Know a veteran who needs help? Here’s how to set up a wellness check through Operation Connect a Vet

Michael Pedroza

Just in time for Veterans Day, Illinois Joining Forces is launching an effort to connect veterans with services they may need.

The effort is called Operation Connect a Vet.

People are asked to contact IJF through the end of the year to request a wellness check – either a single check-in or on an ongoing basis – for a veteran, service member or member of their family.

The wellness checks will be made by veterans who help fellow veterans for a living. One is Michael Pedroza, a U.S. Navy veteran who served from 1989-93. He’s a veteran care coordinator specialist for IJF.

“Veterans we’ll be calling doesn’t necessarily have to be experiencing a crisis,” Pedroza said. “At the very least, we want to let them know there’s someone to talk to, another veteran, and they’re not alone.”

Most calls Pedroza takes from veterans do uncover a crisis. And that crisis is usually financial, he said.

A recent report by the United States Department of Agriculture noted that 11% of working-age veterans live in a food-insecure household.

Requests can be made calling the IJF Care Coordination Center at 833-463-6453, sending an email to, or filling out Connect a Vet form on the IJF website,

There are a multitude of financial problems veterans face, Pedroza said.

“Rent.
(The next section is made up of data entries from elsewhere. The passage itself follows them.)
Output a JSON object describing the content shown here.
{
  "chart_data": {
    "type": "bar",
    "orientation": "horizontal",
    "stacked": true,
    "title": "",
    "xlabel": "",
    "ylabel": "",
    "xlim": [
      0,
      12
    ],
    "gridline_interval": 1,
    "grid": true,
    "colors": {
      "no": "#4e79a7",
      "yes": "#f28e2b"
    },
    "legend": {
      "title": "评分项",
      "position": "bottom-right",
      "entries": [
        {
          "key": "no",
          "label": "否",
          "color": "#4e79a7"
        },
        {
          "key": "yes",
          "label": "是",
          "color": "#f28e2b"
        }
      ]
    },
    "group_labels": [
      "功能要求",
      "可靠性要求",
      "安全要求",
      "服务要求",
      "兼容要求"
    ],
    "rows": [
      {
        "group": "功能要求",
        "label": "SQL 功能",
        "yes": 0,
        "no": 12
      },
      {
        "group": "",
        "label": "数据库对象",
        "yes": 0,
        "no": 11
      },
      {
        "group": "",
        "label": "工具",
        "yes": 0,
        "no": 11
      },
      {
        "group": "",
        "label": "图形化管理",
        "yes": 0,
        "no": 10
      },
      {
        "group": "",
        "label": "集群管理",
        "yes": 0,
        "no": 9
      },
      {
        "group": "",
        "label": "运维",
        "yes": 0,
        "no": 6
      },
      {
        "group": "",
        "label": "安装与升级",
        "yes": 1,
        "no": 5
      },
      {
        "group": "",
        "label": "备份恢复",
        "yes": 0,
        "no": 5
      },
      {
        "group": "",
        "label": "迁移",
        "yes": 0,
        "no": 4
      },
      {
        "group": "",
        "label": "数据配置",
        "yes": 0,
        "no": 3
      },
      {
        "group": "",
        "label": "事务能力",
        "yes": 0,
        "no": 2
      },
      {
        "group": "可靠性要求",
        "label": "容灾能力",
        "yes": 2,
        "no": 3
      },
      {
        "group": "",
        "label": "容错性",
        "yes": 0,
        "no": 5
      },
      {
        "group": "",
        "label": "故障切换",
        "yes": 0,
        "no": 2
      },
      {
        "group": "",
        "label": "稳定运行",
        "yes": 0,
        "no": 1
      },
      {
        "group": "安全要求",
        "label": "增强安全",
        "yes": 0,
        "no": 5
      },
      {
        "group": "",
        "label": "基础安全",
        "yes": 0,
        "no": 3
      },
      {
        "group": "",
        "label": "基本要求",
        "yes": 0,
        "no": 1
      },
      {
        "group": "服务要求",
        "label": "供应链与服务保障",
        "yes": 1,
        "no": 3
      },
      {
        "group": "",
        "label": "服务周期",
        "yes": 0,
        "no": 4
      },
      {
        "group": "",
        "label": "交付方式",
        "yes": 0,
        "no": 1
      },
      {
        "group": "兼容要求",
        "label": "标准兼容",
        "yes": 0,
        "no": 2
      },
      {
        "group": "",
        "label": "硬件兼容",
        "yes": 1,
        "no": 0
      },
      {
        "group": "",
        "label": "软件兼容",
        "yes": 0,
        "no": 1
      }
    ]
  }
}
Mortgage. Life issues, like deciding between fixing a broken-down vehicle or getting meds,” he said. “We’re not going to give veterans a hand out, but a hand up. We want to meet their needs using a holistic approach.”

Veterans’ financial issues often are caused by the difficulties of resuming civilian life after serving in the military, Pedroza said.

There could be a job loss because of a breakdown, episodes, survivor’s guilt or invisible injuries, he said.

Veterans are often reticent about asking for help, Pedroza said.

“That’s because of the military culture,” he said. “You learn to be self-sufficient, to improvise, to adapt to overcome whatever problem you’re facing. Veterans are just too humble to reach out.

“I tell them I want to work with them to get them and their family, if they have one, in a better place,” he said. “Once that self-sufficient roadblock comes down, they usually can’t thank me enough.”

In addition to providing help with finances, Pedroza can guide veterans and their families to find help with housing, food, employment, health care and other needs.

Illinois Joining Forces is a nonprofit organization launched in 2012 through an agreement between the Illinois Departments of Veterans’ Affairs and Military Affairs.

It’s a statewide public/private network of military and veterans-serving organizations that work together to improve services for veterans, service members, and their families.

According to its website, IJF helps veterans, service members and their families navigate the “sea of goodwill” to find the support they need when they need it.

“No one organization can do it all, but veterans shouldn’t have to wander from office to office – or website to website – to determine who does what and (who) can best meet their needs,” the IJF website statement reads.